A Theology for the Social Gospel

A Theology for the Social Gospel PDF Author: Walter Rauschenbusch
Publisher:
ISBN:
Category : Christian sociology
Languages : en
Pages : 318

Book Description


The Divided Mind of the Black Church

The Divided Mind of the Black Church PDF Author: Raphael G. Warnock
Publisher: NYU Press
ISBN: 0814794467
Category : Religion
Languages : en
Pages : 278

Book Description
For decades the black church and black theology have held each other at arm's length. Black theology has emphasized the role of Christian faith in addressing racism and other forms of oppression, arguing that Jesus urged his disciples to seek the freedom of all peoples. Meanwhile, the black church, even when focused on social concerns, has often emphasized personal piety rather than social protest. With the rising influence of conservative evangelicalism, biblical fundamentalism, and the prosperity gospel, the divide has become even more pronounced. In The Divided Mind of the Black Church, Raphael G. Warnock, senior pastor of the historic Ebenezer Baptist Church, the spiritual home of the Reverend Dr, Martin Luther King, Jr., traces the historical significance of the rise and development of black theology as an important conversation partner for the black church. (dust jacket).
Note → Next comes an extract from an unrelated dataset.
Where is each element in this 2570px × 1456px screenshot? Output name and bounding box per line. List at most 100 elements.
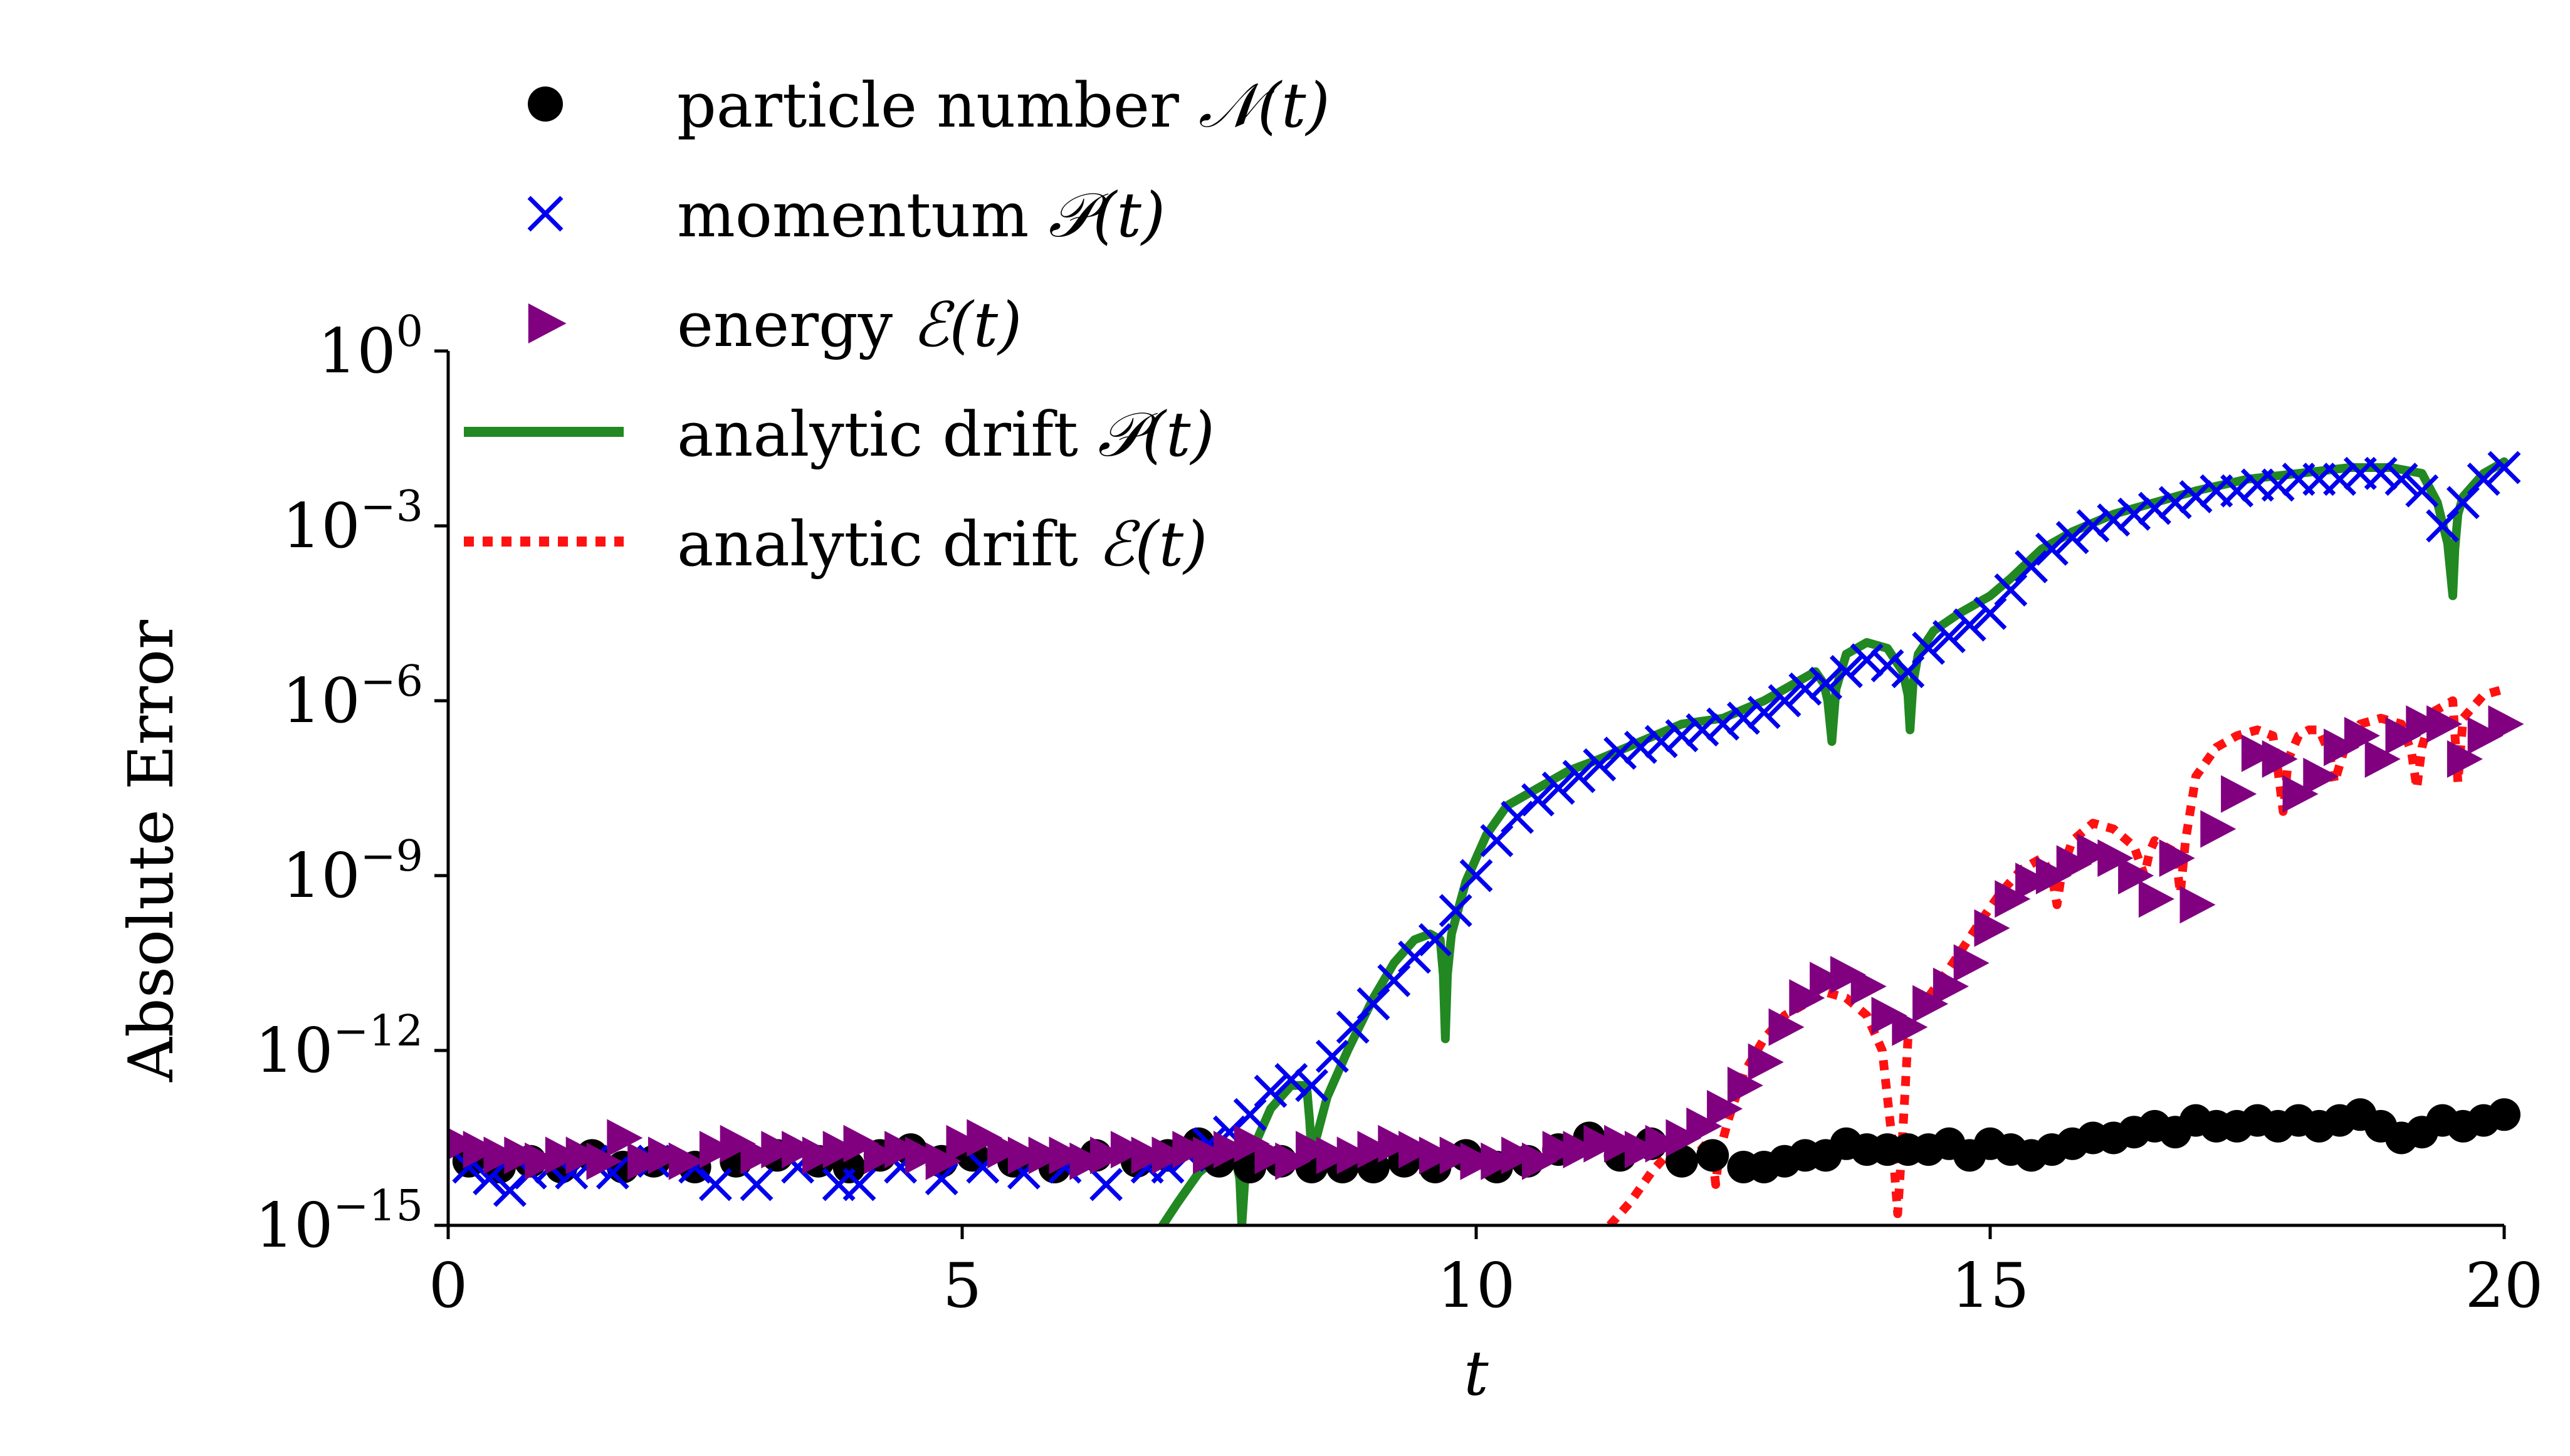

Christianity and the Social Crisis

Christianity and the Social Crisis PDF Author: Walter Rauschenbusch
Publisher:
ISBN:
Category : Christian sociology
Languages : en
Pages : 462

Book Description


Reading While Black

Reading While Black PDF Author: Esau McCaulley
Publisher: InterVarsity Press
ISBN: 0830854878
Category : Religion
Languages : en
Pages : 215

Book Description
Growing up in the American South, Esau McCaulley knew firsthand the ongoing struggle between despair and hope that marks the lives of some in the African American context. A key element in the fight for hope, he discovered, has long been the practice of Bible reading and interpretation that comes out of traditional Black churches. This ecclesial tradition is often disregarded or viewed with suspicion by much of the wider church and academy, but it has something vital to say. Reading While Black is a personal and scholarly testament to the power and hope of Black biblical interpretation. At a time in which some within the African American community are questioning the place of the Christian faith in the struggle for justice, New Testament scholar McCaulley argues that reading Scripture from the perspective of Black church tradition is invaluable for connecting with a rich faith history and addressing the urgent issues of our times. He advocates for a model of interpretation that involves an ongoing conversation between the collective Black experience and the Bible, in which the particular questions coming out of Black communities are given pride of place and the Bible is given space to respond by affirming, challenging, and, at times, reshaping Black concerns. McCaulley demonstrates this model with studies on how Scripture speaks to topics often overlooked by white interpreters, such as ethnicity, political protest, policing, and slavery. Ultimately McCaulley calls the church to a dynamic theological engagement with Scripture, in which Christians of diverse backgrounds dialogue with their own social location as well as the cultures of others. Reading While Black moves the conversation forward.